“I don’t like the term,” Trump said in an April 2015 video posted a year later by Mother Jones. ”I’ll be honest with you. People say, ‘Oh he’s not patriotic.’ Look, if I’m a Russian, or I’m a German, or I’m a person we do business with, why, you know, I don’t think it’s a very nice term. ‘We’re exceptional; you’re not.’”
The GOP 2016 platform — which will remain in place for 2020 — describes American exceptionalism as “the notion that our ideas and principles as a nation give us a unique place of moral leadership in the world,” adding that it requires the U.S. to “retake its natural position as leader of the free world.”
Decisions about curriculum are made at the state and local level, so it’s unclear how Trump would promote the teaching of this doctrine. The campaign, in its news release, says Trump will “further illuminate” the plans during his convention acceptance speech and through “policy-focused speeches on the campaign trail.”
A campaign spokesperson did not immediately respond to a request for comment.

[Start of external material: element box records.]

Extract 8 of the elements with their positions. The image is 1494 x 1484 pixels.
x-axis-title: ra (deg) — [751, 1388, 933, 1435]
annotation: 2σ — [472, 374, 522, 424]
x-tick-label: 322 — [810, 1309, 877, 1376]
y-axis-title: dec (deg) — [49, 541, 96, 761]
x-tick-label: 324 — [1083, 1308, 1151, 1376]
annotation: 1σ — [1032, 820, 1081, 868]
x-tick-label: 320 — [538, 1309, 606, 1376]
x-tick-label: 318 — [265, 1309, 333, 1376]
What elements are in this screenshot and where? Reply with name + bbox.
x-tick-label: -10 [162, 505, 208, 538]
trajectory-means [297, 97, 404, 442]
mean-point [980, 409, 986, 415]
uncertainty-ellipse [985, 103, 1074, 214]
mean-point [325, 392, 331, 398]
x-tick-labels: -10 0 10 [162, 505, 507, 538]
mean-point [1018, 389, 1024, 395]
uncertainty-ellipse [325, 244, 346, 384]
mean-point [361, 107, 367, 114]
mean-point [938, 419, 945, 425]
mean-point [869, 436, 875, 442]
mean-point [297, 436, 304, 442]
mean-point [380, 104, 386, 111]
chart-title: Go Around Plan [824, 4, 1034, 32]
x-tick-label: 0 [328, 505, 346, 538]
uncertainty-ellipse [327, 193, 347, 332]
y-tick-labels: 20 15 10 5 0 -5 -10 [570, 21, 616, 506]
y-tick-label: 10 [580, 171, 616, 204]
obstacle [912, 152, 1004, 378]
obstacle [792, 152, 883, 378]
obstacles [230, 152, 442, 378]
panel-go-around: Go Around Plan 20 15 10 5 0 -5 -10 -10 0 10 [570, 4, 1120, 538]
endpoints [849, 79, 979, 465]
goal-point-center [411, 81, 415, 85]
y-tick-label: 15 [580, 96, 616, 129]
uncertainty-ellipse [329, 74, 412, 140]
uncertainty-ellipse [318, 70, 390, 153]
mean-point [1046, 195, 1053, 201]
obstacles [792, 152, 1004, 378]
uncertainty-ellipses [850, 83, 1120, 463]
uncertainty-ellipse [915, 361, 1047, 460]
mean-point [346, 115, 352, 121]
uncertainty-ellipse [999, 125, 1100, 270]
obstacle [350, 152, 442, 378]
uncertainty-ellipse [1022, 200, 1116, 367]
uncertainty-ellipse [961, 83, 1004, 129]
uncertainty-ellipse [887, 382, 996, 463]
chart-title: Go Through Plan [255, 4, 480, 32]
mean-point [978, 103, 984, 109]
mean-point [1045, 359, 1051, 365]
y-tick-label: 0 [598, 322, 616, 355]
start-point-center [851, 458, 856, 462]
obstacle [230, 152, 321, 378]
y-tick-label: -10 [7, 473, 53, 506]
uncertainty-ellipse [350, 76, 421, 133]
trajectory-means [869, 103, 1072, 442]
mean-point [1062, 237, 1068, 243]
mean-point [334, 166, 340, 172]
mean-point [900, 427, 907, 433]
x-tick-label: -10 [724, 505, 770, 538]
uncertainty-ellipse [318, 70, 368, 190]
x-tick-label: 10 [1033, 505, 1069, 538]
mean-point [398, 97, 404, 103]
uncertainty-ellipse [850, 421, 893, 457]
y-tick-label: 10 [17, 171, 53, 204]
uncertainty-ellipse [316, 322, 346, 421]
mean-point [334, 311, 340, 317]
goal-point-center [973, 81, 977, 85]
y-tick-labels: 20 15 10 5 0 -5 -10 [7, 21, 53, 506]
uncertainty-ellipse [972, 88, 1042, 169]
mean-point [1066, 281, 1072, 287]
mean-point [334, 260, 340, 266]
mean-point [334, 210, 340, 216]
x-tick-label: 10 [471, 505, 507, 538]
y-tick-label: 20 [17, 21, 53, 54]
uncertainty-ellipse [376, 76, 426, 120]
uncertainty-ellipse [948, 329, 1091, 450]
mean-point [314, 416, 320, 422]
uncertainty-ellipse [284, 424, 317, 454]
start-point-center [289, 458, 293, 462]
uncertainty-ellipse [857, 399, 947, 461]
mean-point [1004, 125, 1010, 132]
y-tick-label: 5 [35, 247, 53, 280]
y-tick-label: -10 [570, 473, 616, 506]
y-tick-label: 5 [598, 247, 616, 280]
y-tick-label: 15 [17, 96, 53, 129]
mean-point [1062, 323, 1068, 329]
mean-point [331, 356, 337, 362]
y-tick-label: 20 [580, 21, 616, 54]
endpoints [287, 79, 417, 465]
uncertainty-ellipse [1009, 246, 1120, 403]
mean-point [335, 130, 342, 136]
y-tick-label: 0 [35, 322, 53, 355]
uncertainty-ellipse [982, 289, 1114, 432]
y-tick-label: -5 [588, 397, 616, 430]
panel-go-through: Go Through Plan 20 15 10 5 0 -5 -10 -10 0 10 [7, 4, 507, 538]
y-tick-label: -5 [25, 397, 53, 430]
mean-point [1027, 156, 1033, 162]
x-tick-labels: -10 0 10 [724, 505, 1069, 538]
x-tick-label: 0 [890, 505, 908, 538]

In 2015, Trump — who has pushed an “America first” message — said he wanted to “take everything back from the world that we’ve given them,” and that he didn’t want to say, “we’re more exceptional.”
“Because essentially we’re saying ‘We’re more outstanding than you,’” he said during an April 2015 event hosted by the Texas Patriots PAC, according to Mother Jones.”’By the way, you’ve been eating our lunch for the last 20 years, but we’re more exceptional than you.’ I don’t like the term. I never liked it. When I see these politicians get up [and say], ‘the American exceptionalism’ — we’re dying. We owe $18 trillion in debt. I’d like to make us exceptional. And I’d like to talk later instead of now.”
Trump suggested then that there could be an opportunity to talk about American exceptionalism in “the not-too-distant future,” but even after the United States takes back money, jobs and “all our stuff, I’m not going to rub it in.”